Whole Foods was one of the first to sell the attractiveness of this venue to a broader segment of consumers. Where the supermarket industry was very traditional and staid, Whole Foods saw the opportunity to create an experience for shoppers interested in food. Many of the traditional department store merchandising techniques were applied to the food industry. Décor became important. Lighting became something to enhance food as it did to clothing. Departments became something that didn’t have to be in long singular aisles. Produce became art. Meat stressed quality over price. Cheese became a department in itself, with product tastings offering customers a chance to experience a new sensation. Wine sections became boutiques stressing premium wines, not jugs. Classes about health and food and cooking became something that set them apart and helped build strong loyalty. Each department had knowledgeable staff who became Whole Foods ambassadors with each consumer -- definitely out of the norm for the food industry.

Whole Foods was not the first, however, but they were the leaders. They were well capitalized and able to acquire excellent regional players that in some cases were better than they, but whose skills improved the whole. This all happened within a relatively short period of time, and occurred because the traditional food industry didn’t have the foresight to grab it for themselves, instead tried to fight it out with the competition using the same rules – hi-low, EDLP - that had been used for years. Tried and true. But now they play catch-up in this area – some, however, doing an excellent job, and destined to take advantage of Whole Foods if they slip.

To say that the acquisition of Wild Oats will hurt the consumer because of higher prices could be a true statement in the short run. It is also conceivable that Whole Foods could take the same path of the majors by cutting costs first – usually labor. After all it is the quickest return aside from price hikes. But aside from corporate consolidation, I doubt it – that will hurt the package that they’ve worked so hard to build. It is conceivable that they will continue down the same path that made them successful. Their prices are already high, but they’re still the leader. But if they cross the line and even higher prices result, it will open the floodgates for increased competition – and not just from Wal-Mart, Safeway, Kroger and others. It most likely will occur from individuals out there that are doing what Whole Foods did years ago. There are retailers that do look for advantageous differences between themselves and the giants of the industry, and it’s these individual retailers who apart from the mainstream are the creative, the entrepreneurs, the risk takers, and the next up and coming competitors. To be the same is safe, but tough with so much competition. To be able to read the trends and go down a different path can have great rewards as Whole Foods has done before. This industry has broadened tremendously this past decade, and will grow even more with the aging baby boomers and the heightened emphasis on health. Food can be art. Food can appeal to the senses. Food can make us feel good for it nourishes the soul. Some people understand that and take advantage of it – I look forward to the outcome.
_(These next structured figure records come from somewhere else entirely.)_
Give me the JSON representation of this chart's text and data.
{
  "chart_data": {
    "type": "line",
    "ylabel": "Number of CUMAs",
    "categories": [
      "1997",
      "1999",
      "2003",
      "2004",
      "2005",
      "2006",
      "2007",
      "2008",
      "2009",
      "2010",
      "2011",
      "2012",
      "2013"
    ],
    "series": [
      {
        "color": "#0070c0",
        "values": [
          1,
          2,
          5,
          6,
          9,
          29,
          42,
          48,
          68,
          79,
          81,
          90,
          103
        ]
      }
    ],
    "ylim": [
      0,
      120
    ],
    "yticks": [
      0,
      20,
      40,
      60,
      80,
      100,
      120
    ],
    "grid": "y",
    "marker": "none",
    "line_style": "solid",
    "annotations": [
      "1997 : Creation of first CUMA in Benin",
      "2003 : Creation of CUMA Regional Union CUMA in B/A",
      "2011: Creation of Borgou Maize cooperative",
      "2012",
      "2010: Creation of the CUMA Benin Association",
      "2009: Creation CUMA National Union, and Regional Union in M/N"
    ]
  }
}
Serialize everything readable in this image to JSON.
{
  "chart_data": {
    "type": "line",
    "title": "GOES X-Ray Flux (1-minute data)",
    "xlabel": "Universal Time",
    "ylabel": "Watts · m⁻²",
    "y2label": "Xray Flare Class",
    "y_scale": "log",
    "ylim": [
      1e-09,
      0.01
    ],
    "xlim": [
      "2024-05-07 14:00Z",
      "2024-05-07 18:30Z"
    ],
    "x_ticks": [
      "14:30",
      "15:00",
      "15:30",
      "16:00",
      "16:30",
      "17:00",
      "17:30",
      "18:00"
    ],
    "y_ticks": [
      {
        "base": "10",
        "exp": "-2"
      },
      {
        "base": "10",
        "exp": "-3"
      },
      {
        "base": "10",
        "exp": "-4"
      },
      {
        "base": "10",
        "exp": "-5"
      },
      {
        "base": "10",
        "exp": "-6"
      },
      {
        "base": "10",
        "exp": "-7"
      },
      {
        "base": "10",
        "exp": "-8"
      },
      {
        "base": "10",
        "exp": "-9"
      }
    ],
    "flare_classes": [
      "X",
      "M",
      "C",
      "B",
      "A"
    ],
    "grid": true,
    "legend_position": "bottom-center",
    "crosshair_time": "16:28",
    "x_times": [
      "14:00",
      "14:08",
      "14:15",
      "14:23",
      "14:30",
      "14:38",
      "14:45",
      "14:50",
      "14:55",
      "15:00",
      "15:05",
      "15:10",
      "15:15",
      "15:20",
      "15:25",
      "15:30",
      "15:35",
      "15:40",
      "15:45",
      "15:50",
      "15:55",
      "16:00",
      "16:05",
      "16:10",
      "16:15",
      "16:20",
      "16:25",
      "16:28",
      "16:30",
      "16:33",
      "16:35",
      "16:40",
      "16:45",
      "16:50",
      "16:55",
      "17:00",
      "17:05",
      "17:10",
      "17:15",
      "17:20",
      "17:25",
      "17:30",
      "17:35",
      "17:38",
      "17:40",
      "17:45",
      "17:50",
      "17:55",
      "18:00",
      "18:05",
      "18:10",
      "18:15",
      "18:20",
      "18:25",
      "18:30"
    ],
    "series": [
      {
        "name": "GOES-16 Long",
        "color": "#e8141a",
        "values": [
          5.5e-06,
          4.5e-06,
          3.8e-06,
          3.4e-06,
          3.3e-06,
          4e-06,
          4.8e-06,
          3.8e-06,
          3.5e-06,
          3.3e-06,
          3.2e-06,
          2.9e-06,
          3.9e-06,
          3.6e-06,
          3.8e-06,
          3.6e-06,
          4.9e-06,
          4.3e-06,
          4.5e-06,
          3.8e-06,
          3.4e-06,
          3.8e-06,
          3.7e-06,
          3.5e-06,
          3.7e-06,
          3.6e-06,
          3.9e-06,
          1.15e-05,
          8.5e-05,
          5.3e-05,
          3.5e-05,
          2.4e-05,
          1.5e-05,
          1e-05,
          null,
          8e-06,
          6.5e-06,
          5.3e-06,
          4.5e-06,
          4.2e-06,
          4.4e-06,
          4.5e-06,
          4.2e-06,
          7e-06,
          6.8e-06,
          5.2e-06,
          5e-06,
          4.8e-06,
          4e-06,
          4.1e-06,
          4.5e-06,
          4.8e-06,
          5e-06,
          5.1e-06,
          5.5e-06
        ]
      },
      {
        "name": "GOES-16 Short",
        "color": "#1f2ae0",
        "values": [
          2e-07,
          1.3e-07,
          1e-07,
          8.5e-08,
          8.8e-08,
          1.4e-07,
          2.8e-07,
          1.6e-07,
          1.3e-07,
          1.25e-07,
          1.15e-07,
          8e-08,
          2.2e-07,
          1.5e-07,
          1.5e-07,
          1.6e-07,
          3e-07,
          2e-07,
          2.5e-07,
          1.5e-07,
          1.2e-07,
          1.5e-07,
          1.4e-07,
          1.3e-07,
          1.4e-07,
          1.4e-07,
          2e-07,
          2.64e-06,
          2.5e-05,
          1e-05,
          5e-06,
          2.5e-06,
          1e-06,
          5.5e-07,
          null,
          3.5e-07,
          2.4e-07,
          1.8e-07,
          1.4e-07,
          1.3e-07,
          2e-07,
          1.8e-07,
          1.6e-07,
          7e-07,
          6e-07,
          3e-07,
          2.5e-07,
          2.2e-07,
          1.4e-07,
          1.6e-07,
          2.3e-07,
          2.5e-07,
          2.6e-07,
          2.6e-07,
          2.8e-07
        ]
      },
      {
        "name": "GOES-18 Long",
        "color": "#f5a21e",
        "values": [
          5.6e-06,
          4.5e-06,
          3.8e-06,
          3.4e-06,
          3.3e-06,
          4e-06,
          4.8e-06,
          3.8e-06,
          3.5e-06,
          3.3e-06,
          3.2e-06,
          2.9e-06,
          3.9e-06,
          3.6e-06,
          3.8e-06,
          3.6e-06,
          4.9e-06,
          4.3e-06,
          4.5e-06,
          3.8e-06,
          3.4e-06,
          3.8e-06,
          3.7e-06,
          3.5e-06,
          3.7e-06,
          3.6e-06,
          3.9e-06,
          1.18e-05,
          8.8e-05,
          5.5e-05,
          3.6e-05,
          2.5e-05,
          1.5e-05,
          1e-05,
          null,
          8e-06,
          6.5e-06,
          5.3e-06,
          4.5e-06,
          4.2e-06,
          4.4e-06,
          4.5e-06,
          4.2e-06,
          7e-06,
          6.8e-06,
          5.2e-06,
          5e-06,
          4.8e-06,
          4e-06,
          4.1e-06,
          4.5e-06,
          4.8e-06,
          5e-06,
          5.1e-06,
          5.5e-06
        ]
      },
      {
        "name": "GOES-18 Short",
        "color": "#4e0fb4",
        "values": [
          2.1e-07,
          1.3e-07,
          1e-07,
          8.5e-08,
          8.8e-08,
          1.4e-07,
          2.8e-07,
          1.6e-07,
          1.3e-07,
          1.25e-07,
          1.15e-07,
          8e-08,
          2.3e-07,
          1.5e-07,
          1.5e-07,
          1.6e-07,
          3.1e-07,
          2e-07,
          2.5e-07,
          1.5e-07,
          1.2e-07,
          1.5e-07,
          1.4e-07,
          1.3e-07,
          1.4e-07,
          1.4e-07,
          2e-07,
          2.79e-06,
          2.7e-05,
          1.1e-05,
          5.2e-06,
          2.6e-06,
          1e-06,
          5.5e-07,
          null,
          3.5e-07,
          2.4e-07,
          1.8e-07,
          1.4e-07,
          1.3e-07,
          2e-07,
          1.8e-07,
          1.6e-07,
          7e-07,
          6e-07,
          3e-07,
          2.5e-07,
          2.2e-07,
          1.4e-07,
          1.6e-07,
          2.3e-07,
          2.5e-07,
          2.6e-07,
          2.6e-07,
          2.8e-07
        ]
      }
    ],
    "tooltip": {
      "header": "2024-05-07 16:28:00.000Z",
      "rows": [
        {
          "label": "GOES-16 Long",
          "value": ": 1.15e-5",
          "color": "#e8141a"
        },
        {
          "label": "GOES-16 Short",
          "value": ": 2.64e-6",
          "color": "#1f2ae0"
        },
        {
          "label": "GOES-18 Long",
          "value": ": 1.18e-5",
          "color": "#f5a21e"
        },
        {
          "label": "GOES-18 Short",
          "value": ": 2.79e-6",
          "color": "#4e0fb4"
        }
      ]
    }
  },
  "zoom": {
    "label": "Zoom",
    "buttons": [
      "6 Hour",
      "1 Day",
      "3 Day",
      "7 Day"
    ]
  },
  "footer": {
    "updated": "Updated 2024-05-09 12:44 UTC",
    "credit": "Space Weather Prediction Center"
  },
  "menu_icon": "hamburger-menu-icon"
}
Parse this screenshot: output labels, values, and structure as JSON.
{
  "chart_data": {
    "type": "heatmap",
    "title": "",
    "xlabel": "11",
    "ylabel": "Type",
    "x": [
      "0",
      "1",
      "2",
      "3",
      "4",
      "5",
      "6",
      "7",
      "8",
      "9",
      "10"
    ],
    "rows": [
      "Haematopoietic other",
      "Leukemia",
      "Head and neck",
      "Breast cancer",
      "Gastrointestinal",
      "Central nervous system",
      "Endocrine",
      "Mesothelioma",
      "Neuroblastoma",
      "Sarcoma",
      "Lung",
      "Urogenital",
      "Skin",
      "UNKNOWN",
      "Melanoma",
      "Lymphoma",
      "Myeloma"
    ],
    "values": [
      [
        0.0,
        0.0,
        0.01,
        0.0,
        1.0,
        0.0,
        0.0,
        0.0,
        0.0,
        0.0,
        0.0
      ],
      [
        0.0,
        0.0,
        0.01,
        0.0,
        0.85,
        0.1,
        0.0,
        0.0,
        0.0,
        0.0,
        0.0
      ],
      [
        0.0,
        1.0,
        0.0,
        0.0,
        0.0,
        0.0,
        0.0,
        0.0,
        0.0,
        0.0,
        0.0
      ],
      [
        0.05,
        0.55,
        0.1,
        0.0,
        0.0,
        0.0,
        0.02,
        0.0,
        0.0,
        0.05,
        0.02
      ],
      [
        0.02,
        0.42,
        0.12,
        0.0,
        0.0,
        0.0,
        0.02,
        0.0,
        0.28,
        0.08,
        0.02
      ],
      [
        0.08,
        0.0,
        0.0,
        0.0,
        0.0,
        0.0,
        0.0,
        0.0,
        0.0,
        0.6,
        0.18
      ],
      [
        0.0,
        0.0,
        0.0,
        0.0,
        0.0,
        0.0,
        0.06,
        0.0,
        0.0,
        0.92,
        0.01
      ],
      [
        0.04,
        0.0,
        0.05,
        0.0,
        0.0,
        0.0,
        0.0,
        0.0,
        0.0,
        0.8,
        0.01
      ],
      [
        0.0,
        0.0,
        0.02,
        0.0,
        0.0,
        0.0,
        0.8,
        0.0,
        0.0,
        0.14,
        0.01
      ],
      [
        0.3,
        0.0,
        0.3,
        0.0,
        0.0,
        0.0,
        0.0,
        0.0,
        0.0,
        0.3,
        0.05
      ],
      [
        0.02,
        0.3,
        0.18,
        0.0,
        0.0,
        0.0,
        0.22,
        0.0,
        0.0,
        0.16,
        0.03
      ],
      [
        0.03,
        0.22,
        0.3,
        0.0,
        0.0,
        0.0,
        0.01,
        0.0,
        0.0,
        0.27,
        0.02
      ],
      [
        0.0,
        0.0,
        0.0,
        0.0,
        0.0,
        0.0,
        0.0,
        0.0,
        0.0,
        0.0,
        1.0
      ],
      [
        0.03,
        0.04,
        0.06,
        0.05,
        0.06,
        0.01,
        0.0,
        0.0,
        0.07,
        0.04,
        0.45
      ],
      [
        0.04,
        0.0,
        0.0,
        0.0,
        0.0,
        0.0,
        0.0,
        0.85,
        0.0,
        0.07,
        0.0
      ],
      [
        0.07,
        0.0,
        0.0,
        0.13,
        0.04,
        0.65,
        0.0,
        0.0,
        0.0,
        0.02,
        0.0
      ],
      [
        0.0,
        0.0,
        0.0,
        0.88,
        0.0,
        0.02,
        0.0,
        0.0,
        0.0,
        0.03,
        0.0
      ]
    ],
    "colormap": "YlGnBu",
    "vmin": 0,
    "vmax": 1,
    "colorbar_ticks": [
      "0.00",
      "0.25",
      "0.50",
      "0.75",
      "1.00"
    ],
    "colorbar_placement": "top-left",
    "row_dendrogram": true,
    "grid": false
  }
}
Finally, MNB user Jeff Davis had something to say about yesterday’s guest column by Art Turock about his experience at a USC football fantasy camp and what it taught him about business:

One of the all time great one-liners came from John McKay when he was the head coach of the then hapless Tampa Bay Buccaneers. After yet another loss McKay was asked what he thought about his teams execution.

His answer? "I think it’s a good idea."